Many of Shingal's homes, religious sites, and infrastructure were destroyed as ISIS was routed from Shingal during the 2014-2017 conflict. File photo: Rudaw
ERBIL, Kurdistan Region — Part of genocide is the erasing of cultural or religious sites, so Yezidis are documenting ISIS's destruction of Shingal using kites and drones which carry cameras so the world can see the reality at an event in September in London.
Yazda, an NGO for Yezidis registered in the Kurdistan Region, sees the project as an attempt to document the 2014 genocide, as previous acts to obliterate their people were not recorded up to international standards.
"Failing to document the atrocities in the extent in which they were committed, will make the justice part handicap in the future, it will also mean that the human society will not learn from this historical fact, and will not be part of a history," Yazda Executive Director Murad Ismael said.
Yezidis were considered "non-believers" and devil worshipers by ISIS's extreme ideology.
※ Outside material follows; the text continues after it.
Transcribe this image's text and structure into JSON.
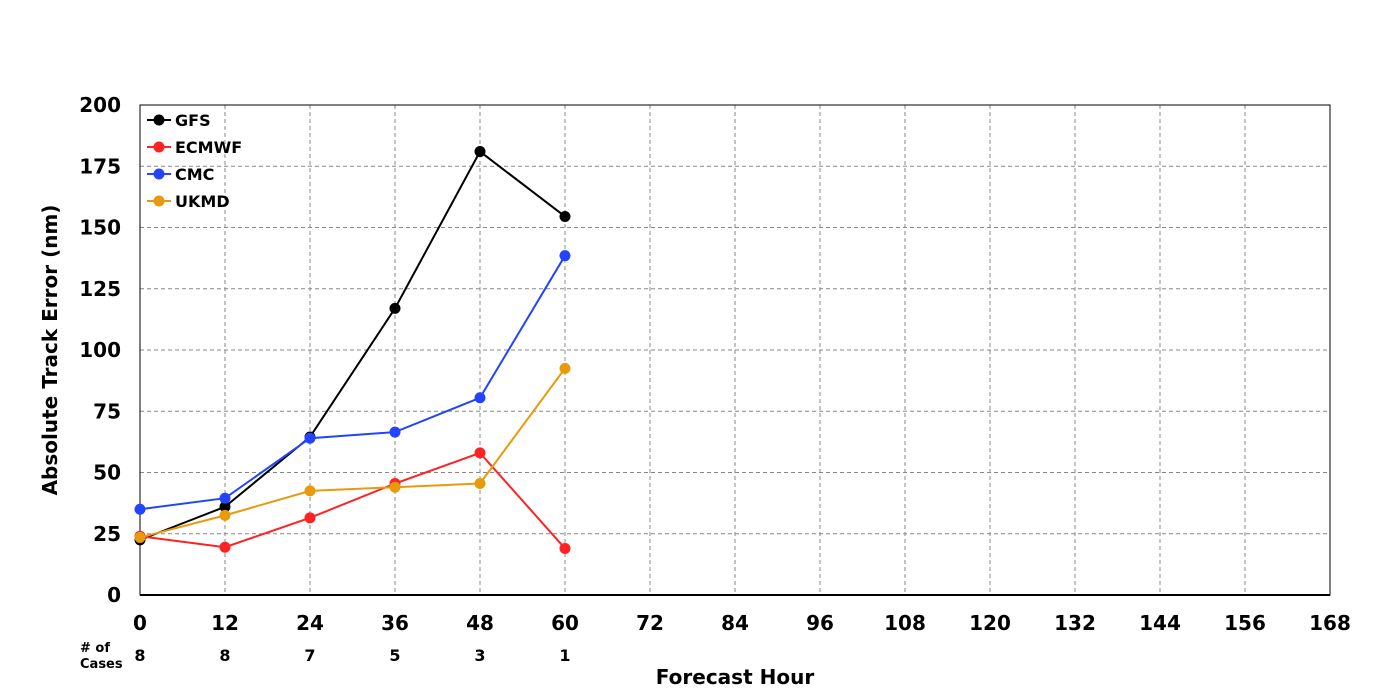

"We would like to show through documentation of religious sites how the Yazidi culture and identity was the target, and how much hate they had for our symbols," said Ismael.
Forensic Architecture, an independent research agency based at Goldsmiths, University of London, is showcasing the event for which Yazda and the Victoria and Albert Museum partnered.
"We have already documented locations of destroyed temples, locations where Yazidi captive women were kept, as well as locations of mass graves," explained Ismael.
The findings will be on display from September 4-23 at the UK pavilion at Somerset House in London, England.
"The aim of this project is to gather evidence for potential future legal processes in which charges could be brought against members of [ISIS] for the 2014 genocide, including extensive destruction of cultural heritage perpetrated against the Yazidi people of the Sinjar area," the 'Kite survey project on show at London Design Biennale' stated on Tuesday.
Yezidis have received training in Turkey for aerial studies using drones and cameras attached to kites, as many areas remain uncleared and too dangerous for through on-the-ground inspections.
"This stage of the project addresses the systematic destruction of heritage, focusing specifically on eight temples and mausoleums that were destroyed as part of the genocide against the Yazidis," added the event statement.
Inaction by local, international authorities not helpful
It's been four years and one month since the extremists rounded up Yezidis by the thousands in Shingal, killing men, kidnapping girls, boys, and women to be sold as slaves.
"We are deeply concerned about future of our people in their ancestral homeland..." cautioned Ismael
Iraq is highly politicized as it builds a new government. Shingal is a disputed or Kurdistani area claimed by both Erbil and Baghdad.
"While the two governments remain at discord, a full return will be impossible," said Ismael.
Some wonder if this will be the final genocide and Yezidis will become extinct from their native homeland of Shingal.
"Unless the Yazidi people return to their homes and live with dignity, the genocide shall be considered continued," said Ismael.